LANXESS auf der Aquatech, 31. Oktober bis 3. November 2017, Amsterdam/Niederlande, Halle 1, Stand 01.314

Effiziente Wasserbehandlung mit System

Integrierte Kompetenz und langjährige Erfahrung in der Wasserbehandlung stehen im Mittelpunkt des Auftritts von LANXESS auf der diesjährigen Aquatech, die vom 31. Oktober bis 3. November 2017 in Amsterdam stattfindet. Der Spezialchemie-Konzern bietet dafür Ionenaustauscher der Marke Lewatit, Lewabrane-Membranelemente für die Umkehrosmose und Eisenoxid-Adsorber der Reihe Bayoxide an.

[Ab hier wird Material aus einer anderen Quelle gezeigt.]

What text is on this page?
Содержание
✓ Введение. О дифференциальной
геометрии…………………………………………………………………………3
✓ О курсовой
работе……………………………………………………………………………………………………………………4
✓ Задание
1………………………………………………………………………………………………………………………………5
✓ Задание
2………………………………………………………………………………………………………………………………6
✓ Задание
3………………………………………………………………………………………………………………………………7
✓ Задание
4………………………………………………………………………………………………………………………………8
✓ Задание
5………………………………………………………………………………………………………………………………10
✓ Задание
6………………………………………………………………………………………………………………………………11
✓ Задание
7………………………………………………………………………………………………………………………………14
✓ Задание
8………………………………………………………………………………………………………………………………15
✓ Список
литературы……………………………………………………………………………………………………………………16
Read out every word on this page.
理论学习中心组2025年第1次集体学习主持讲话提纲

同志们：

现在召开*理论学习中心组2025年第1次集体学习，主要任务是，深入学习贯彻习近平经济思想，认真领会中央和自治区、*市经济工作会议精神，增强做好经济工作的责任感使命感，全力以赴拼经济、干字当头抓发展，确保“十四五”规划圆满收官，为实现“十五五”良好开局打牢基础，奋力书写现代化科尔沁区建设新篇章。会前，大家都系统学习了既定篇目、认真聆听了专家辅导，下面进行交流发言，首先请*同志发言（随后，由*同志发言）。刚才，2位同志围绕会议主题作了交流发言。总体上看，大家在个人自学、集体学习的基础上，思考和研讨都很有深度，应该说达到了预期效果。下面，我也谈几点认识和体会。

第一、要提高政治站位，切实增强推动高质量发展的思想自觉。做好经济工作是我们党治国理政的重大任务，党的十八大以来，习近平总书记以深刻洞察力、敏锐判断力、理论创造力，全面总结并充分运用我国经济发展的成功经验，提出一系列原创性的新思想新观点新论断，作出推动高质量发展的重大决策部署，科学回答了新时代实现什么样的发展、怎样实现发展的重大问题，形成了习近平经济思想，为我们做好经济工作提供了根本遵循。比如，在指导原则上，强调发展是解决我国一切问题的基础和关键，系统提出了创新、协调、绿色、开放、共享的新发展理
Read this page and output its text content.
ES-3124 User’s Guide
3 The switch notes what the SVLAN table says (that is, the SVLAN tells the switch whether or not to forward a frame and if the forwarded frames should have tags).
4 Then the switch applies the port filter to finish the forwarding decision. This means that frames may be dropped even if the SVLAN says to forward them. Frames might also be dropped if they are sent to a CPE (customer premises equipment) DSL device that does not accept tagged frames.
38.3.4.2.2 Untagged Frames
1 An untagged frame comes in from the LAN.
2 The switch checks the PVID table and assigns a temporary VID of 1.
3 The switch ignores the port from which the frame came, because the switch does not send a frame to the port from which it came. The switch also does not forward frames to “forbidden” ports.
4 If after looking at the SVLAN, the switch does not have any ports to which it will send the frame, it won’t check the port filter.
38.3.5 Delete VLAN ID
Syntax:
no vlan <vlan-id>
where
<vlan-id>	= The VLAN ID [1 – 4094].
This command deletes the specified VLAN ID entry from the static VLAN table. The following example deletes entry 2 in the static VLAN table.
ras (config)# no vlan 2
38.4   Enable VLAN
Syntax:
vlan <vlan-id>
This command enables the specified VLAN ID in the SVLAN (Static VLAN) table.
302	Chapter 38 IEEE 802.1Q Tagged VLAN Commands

„Membrantechnologie und Ionenaustausch ergänzen sich in idealer Weise und werden von vielen unserer Kunden im Verbund eingesetzt. Auf unserem Messestand illustrieren wir dieses erfolgreiche Zusammenspiel anhand von Prozessbeispielen“, sagt Jean-Marc Vesselle, Leiter des LANXESS-Geschäftsbereichs Liquid Purification Technologies (LPT). Ein bekanntes Beispiel ist die effiziente Gewinnung von Speisewasser für Wasser-/Dampf-Kreisläufe in Kraftwerken. Aber auch zukunftsweisende Anwendungen wie die Behandlung von Färbereiabwässern, ohne dass flüssige Abfälle anfallen (Zero Liquid Discharge), oder die Entfernung kritischer organischer Verunreinigungen (Micropollutants) bei der Abwasseraufbereitung gewinnen mehr und mehr an Bedeutung.

Zahlreiche Neuentwicklungen

Mit einer Reihe von Neuentwicklungen adressiert LANXESS aktuelle Herausforderungen bei der Wasseraufbereitung. Dazu gehören energieeffiziente Membranelemente der Reihe Lewabrane RO ULP (Reverse Osmosis – Ultra Low Pressure), der Mischbett-Ionenaustauscher Lewatit NM 3367 zur Wasserentsalzung oder der selektive Ionenaustauscher Lewatit TP 107 mit hohem Cr(VI)-Bindevermögen. Die Auslegungssoftware LewaPlus wurde um ein Modul für eine innovative Umkehrosmose-Technologie erweitert.

„Als einer der weltweit führenden Anbieter von Produkten und Lösungen zur Wasseraufbereitung und -reinigung unterstützen wir unsere Kunden dabei, die knappe Ressource Wasser effizient und nachhaltig zu nutzen. Unsere Produkte entsprechen dabei höchsten deutschen und internationalen Produktions- und Qualitätsstandards“, betont Vesselle.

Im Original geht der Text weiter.